Suddenly there was a disturbance at the head of the column. Paeonian cavalry scouts galloped up, and their dust moved slowly across us after they drew rein. They were so close to me that I could hear them report that the Persian army was on the move and would probably beat us to the Granicus. The elder of the two reported in bad Greek that the ground was favourable to the Persians, with a ridge dominating the river ford. They reported to Amyntas (who in my book should have been as far forward as his courage allowed) and Philotas together.

I listened with mounting fury as Philotas reacted carefully, after a long conversation with Amyntas about the dispositions of the scouts.
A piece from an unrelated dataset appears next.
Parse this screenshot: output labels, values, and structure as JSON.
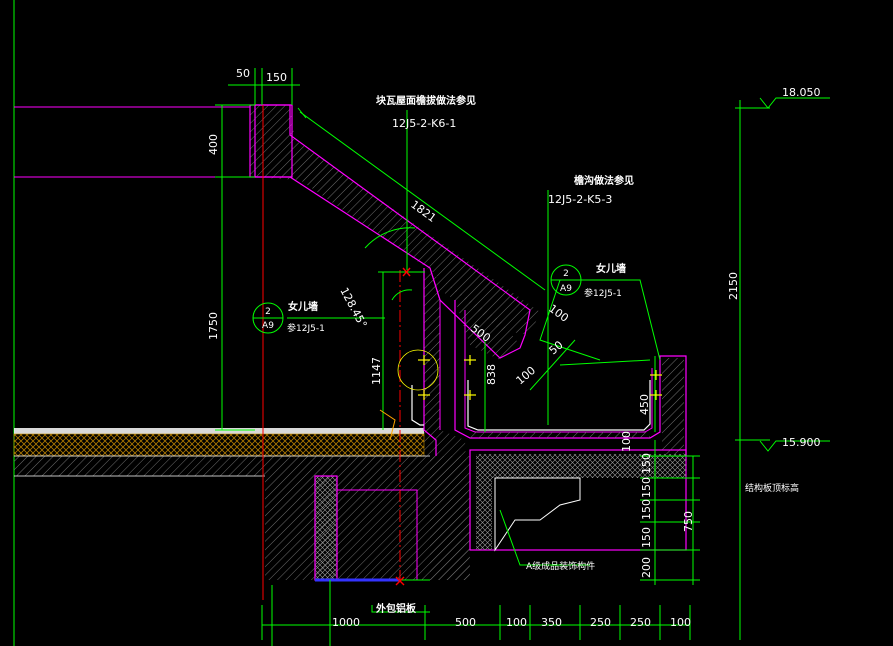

They lost minute after minute.

Alexander was too far to the rear in the column, and the column was too narrow and too long for him to come up. I wasn’t even sure he knew what was happening. He was with the main body of the cavalry – well back from the advance guard. Simply by the luck of rotation, I was at the front with the squadron assigned to provide an armoured fist to support the light-armed scouts.

It was like physical pain, listening to the cautious ‘professionals’ debate how to move up the narrow road and where to place the army. In short, Philotas conceded immediately that Arsites would gain the Granicus river line, and began to send Amyntas’s scouts to the right and left, looking for ground on which we could camp.

I knew exactly what Alexander would do – what I would do. I wanted to lunge for the river and beat Arsites there. I hadn’t seen the crossing, but it was not high water at any of the other streams we’d crossed – and I assumed that we would be able either to get there first, or fight our way across in the face of their vanguard before their main army came up.